# Dubai residence permit re-entry



## MatthijsB (May 16, 2011)

Hello everyone.

I am employed by a Dubai Free-Zone based company, but my line of work requires me to be stationed/doing business in Europe.

As there is a lot of contradicting information, I just want to make sure my thinking is correct. 

My last passport stamp (entry) is dated FEB-07-2011, hence I suppose the count goes roughly like this:
- FEB-07 - MAR 07: 1st month
- MAR 07 - APR 07: 2nd month
- APR 07 - MAY 07: 3rd month
- MAY 07 - JUN 07: 4th month
- JUN 07 - JUL 07: 5th month
- JUL 07 - AUG 07: 6th month

My company scheduled a trip to Dubai JUN 08, as I wanted to be on the safe side.

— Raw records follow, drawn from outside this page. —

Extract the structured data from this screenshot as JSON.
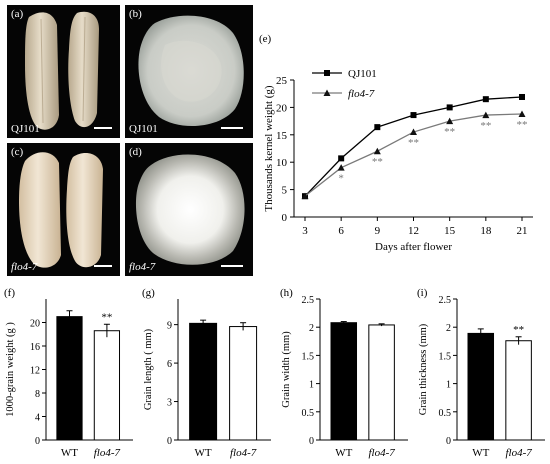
{
  "photos": [
    {
      "panel": "(a)",
      "label": "QJ101",
      "italic": false
    },
    {
      "panel": "(b)",
      "label": "QJ101",
      "italic": false
    },
    {
      "panel": "(c)",
      "label": "flo4-7",
      "italic": true
    },
    {
      "panel": "(d)",
      "label": "flo4-7",
      "italic": true
    }
  ],
  "chart_data": [
    {
      "panel": "(e)",
      "type": "line",
      "xlabel": "Days after flower",
      "ylabel": "Thousands kernel weight (g)",
      "x": [
        3,
        6,
        9,
        12,
        15,
        18,
        21
      ],
      "xticks": [
        "3",
        "6",
        "9",
        "12",
        "15",
        "18",
        "21"
      ],
      "ylim": [
        0,
        25
      ],
      "yticks": [
        "0",
        "5",
        "10",
        "15",
        "20",
        "25"
      ],
      "legend": "top-left",
      "series": [
        {
          "name": "QJ101",
          "marker": "square",
          "color": "#000000",
          "values": [
            3.8,
            10.7,
            16.4,
            18.6,
            20.0,
            21.5,
            21.9
          ]
        },
        {
          "name": "flo4-7",
          "marker": "triangle",
          "color": "#7a7a7a",
          "values": [
            3.8,
            9.0,
            12.0,
            15.5,
            17.5,
            18.6,
            18.8
          ]
        }
      ],
      "significance": [
        {
          "x": 6,
          "text": "*"
        },
        {
          "x": 9,
          "text": "**"
        },
        {
          "x": 12,
          "text": "**"
        },
        {
          "x": 15,
          "text": "**"
        },
        {
          "x": 18,
          "text": "**"
        },
        {
          "x": 21,
          "text": "**"
        }
      ]
    },
    {
      "panel": "(f)",
      "type": "bar",
      "ylabel": "1000-grain weight (g )",
      "categories": [
        "WT",
        "flo4-7"
      ],
      "values": [
        21.0,
        18.6
      ],
      "errors": [
        1.0,
        1.1
      ],
      "ylim": [
        0,
        24
      ],
      "yticks": [
        "0",
        "4",
        "8",
        "12",
        "16",
        "20"
      ],
      "significance": [
        {
          "index": 1,
          "text": "**"
        }
      ]
    },
    {
      "panel": "(g)",
      "type": "bar",
      "ylabel": "Grain length ( mm)",
      "categories": [
        "WT",
        "flo4-7"
      ],
      "values": [
        9.1,
        8.85
      ],
      "errors": [
        0.25,
        0.3
      ],
      "ylim": [
        0,
        11
      ],
      "yticks": [
        "0",
        "3",
        "6",
        "9"
      ],
      "significance": []
    },
    {
      "panel": "(h)",
      "type": "bar",
      "ylabel": "Grain width (mm)",
      "categories": [
        "WT",
        "flo4-7"
      ],
      "values": [
        2.08,
        2.04
      ],
      "errors": [
        0.02,
        0.02
      ],
      "ylim": [
        0,
        2.5
      ],
      "yticks": [
        "0",
        "0.5",
        "1",
        "1.5",
        "2",
        "2.5"
      ],
      "significance": []
    },
    {
      "panel": "(i)",
      "type": "bar",
      "ylabel": "Grain thickness (mm)",
      "categories": [
        "WT",
        "flo4-7"
      ],
      "values": [
        1.89,
        1.76
      ],
      "errors": [
        0.08,
        0.07
      ],
      "ylim": [
        0,
        2.5
      ],
      "yticks": [
        "0",
        "0.5",
        "1",
        "1.5",
        "2",
        "2.5"
      ],
      "significance": [
        {
          "index": 1,
          "text": "**"
        }
      ]
    }
  ]
}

Does this look alright to all of you? Just to make me without worries .

Cheers,

Matthijs


----------



## wandabug (Apr 22, 2010)

Are you talking about the fact that if you stay out of the UAE for more than 6 months you lose your residence permit? If so you need to re-enter BEFORE August 6th, but as you are coming back in June there is no problem.


----------



## MatthijsB (May 16, 2011)

Wanda, exactly , I was talking about the 6-months "stay out" period.

Thanks for confirming my thoughts, cheers!


----------